3.7.45
INFECTION OF CACAO (THEOBROMA CACAO) CALLUS TISSUE WITH MONILIOPHTHORA RORERI AND CRINIPELLIS PERNICIOSA

JL HARVEY and HC EVANS

CABI Bioscience, Silwood Park, Ascot, Berks. SL5 7TA, UK

Background and objectives
Cacao (Theobroma cacao L.) is the source of cacao powder and butter and a major economic crop for many tropical countries. The crop can be seriously constrained by pests, causing severe losses to the harvest and hence to income. Two of the major disease problems in South America are frosty pod rot caused by Moniliophthora roreri Evans et al and witches' broom caused by Crinipellis perniciosa (Stahel) Singer. As the world's consumption of cacao products increases control of these diseases becomes more imperative, and development of a biological control strategy for their management would be advantageous, particularly in view of increasing concern about pesticide residues in cacao beans [1].

Screening of microbial biological control agents on whole diseased plants is potentially a complex and time consuming exercise. A long period is required for pod development, and the size and number of plants necessary makes it impractical in non-cacao growing countries. Plate screening can give results which may not be relevant to whole plants or indeed to the field situation. This is especially true for C. perniciosa where the in vitro mycelium represents the saprophytic and not the invasive parasitic phase of the life cycle [2]. Undifferentiated cacao callus has been used previously to confirm the dual mycelium theory for C. perniciosa [2], and recent advances in tissue culture techniques offered the opportunity to study the development of both C. perniciosa and M. roreri on differentiated cacao tissues in an in vitro system.

Materials and methods
Callus and embryos were produced according to the somatic embryogenesis method (M. Guiltinan, The Pennsylvania State University, USA. pers. comm.). Spores of M. roreri were inoculated onto the callus or the embryo using a fine needle.
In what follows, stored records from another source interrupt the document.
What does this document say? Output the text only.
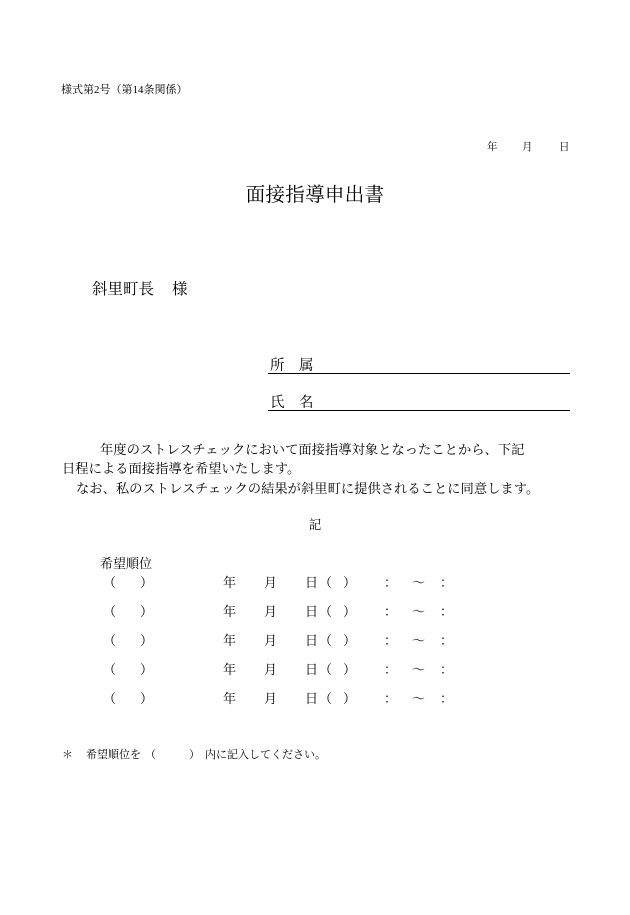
様式第2号（第14条関係）
年 月	日
面接指導申出書
斜里町長 様
所　属
氏　名
年度のストレスチェックにおいて面接指導対象となったことから、下記
日程による面接指導を希望いたします。
なお、私のストレスチェックの結果が斜里町に提供されることに同意します。
記
希望順位
（ ）	年 月 日 （ ） ： 〜 ：
（ ）	年 月 日 （ ） ： 〜 ：
（ ）	年 月 日 （ ） ： 〜 ：
（ ）	年 月 日 （ ） ： 〜 ：
（ ）	年 月 日 （ ） ： 〜 ：
＊ 希望順位を （	） 内に記入してください。
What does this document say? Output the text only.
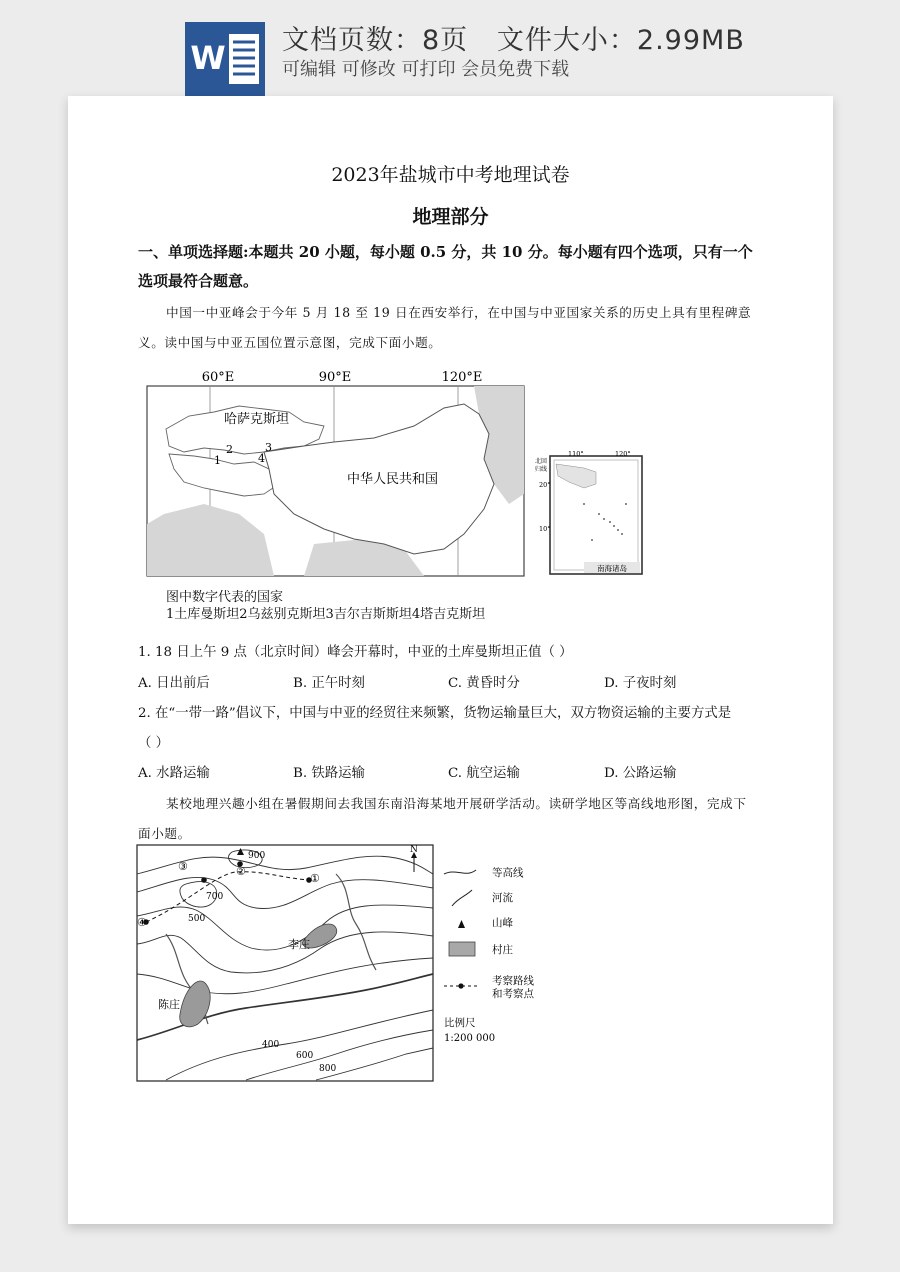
W 文档页数：8页   文件大小：2.99MB
可编辑 可修改 可打印 会员免费下载
2023年盐城市中考地理试卷
地理部分
一、单项选择题:本题共 20 小题，每小题 0.5 分，共 10 分。每小题有四个选项，只有一个
选项最符合题意。
中国一中亚峰会于今年 5 月 18 至 19 日在西安举行，在中国与中亚国家关系的历史上具有里程碑意
义。读中国与中亚五国位置示意图，完成下面小题。
60°E	90°E	120°E
哈萨克斯坦
中华人民共和国
1
2	3
4	110°	120°
北回
归线
20°
10°
南海诸岛
图中数字代表的国家
1土库曼斯坦2乌兹别克斯坦3吉尔吉斯斯坦4塔吉克斯坦
1. 18 日上午 9 点（北京时间）峰会开幕时，中亚的土库曼斯坦正值（ ）
A. 日出前后	B. 正午时刻	C. 黄昏时分	D. 子夜时刻
2. 在“一带一路”倡议下，中国与中亚的经贸往来频繁，货物运输量巨大，双方物资运输的主要方式是
（ ）
A. 水路运输	B. 铁路运输	C. 航空运输	D. 公路运输
某校地理兴趣小组在暑假期间去我国东南沿海某地开展研学活动。读研学地区等高线地形图，完成下
面小题。
900
700
500
400
600
800
①
②
③
④
李庄
陈庄
N
等高线
河流
山峰
村庄
考察路线
和考察点
比例尺
1:200 000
Spores were inoculated onto plates without callus as a control. All plates were sealed and kept in the dark for the remainder of the test.

Results and conclusions
In several examples, the conidia of M. roreri germinated and the resultant mycelium overgrew the callus in a dikaryotic state and spread onto the media. However, growth and sporulation of the fungus were significantly enhanced compared to that on the control plates. In addition, the morphology of fungal growth appeared to be related to the cacao type from which the callus was developed. In other samples, the fungus grew much more slowly and the mycelial colonisation was internal rather than external. This is considered to represent the monokaryotic parasitic phase [2]. Inoculation with basidiospores of C. perniciosa led to similar results. These results could lead to the possibility of developing a rapid screen for testing resistance of cacao germplasm collections.

References
1. Woods GAR, Lass RA, 1985. Cocoa. Longman Scientific and Technical.
2. Evans HC, 1980. Transactions of the British Mycological Society 74(3), 515-523.